Asked who should pay for any incentives, he suggested that there could be discounts on such things as harbour fees and port dues, paid for by additional fees levied on operators that have not adopted efficiency measures.
Banks could also support better performance, he suggested, by encouraging investments into suitable initiatives and by asking shipowners about their efficiency figures when assessing loan applications, possibly even refusing finance unless owners demonstrate they are taking efficiency initiatives. He said that initial discussions had been held with banks about how they could support the shipping industry using performance monitoring in general, but added that their response was not encouraging. “They found it interesting,” he said but they viewed the sums involved, even in an advanced antifouling system or performance monitoring system, as small in comparison with the value of the ship.
As a result, banks “did not have that kind of interest in the total project” but he was encouraged by the support given by 11 leading banks to the Poseidon Principles which have been developed to promote greener global shipping. But “the question remains, what do the signatories get out of this in financial terms and what is the foundation for the measurement of carbon intensity?” he said.
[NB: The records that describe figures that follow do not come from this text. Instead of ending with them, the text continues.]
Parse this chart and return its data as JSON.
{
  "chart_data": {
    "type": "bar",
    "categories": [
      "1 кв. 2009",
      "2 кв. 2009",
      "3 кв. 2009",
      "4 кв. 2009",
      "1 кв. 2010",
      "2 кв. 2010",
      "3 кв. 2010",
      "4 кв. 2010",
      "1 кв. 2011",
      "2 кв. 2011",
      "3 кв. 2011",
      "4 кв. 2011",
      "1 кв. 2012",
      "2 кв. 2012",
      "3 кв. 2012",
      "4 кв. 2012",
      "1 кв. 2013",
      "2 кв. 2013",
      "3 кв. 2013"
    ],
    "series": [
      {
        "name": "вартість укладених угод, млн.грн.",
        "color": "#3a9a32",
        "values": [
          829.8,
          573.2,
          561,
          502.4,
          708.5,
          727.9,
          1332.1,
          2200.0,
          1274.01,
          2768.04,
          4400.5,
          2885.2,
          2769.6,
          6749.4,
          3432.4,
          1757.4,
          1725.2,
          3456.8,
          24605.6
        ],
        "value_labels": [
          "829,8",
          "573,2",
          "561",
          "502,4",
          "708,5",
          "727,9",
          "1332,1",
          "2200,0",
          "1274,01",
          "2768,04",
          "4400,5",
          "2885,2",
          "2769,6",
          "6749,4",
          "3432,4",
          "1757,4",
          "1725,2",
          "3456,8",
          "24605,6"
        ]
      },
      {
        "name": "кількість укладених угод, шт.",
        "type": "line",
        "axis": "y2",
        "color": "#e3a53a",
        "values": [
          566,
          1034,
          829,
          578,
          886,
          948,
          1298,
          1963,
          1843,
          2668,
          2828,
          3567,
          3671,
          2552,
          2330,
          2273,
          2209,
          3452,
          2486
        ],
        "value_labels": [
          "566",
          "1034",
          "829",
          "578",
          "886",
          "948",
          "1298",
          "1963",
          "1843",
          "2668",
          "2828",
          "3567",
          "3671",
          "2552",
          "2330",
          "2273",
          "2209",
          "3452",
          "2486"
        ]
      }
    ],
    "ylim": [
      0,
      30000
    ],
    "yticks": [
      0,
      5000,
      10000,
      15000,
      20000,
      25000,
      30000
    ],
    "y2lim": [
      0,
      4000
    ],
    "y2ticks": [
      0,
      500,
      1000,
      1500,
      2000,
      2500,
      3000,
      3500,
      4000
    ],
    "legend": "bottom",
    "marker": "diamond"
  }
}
Speaking to ShipInsight after the webinar, he suggested that “banks and financial institutions could also support better performance by offering better deals, lower interest rates or more attractive packages to those owners willing to invest in more energy efficient ships.”
Concluding his remarks, he advised his listeners to “use performance monitoring as an active tool. Start to get to grips with what you have on board and then develop further.”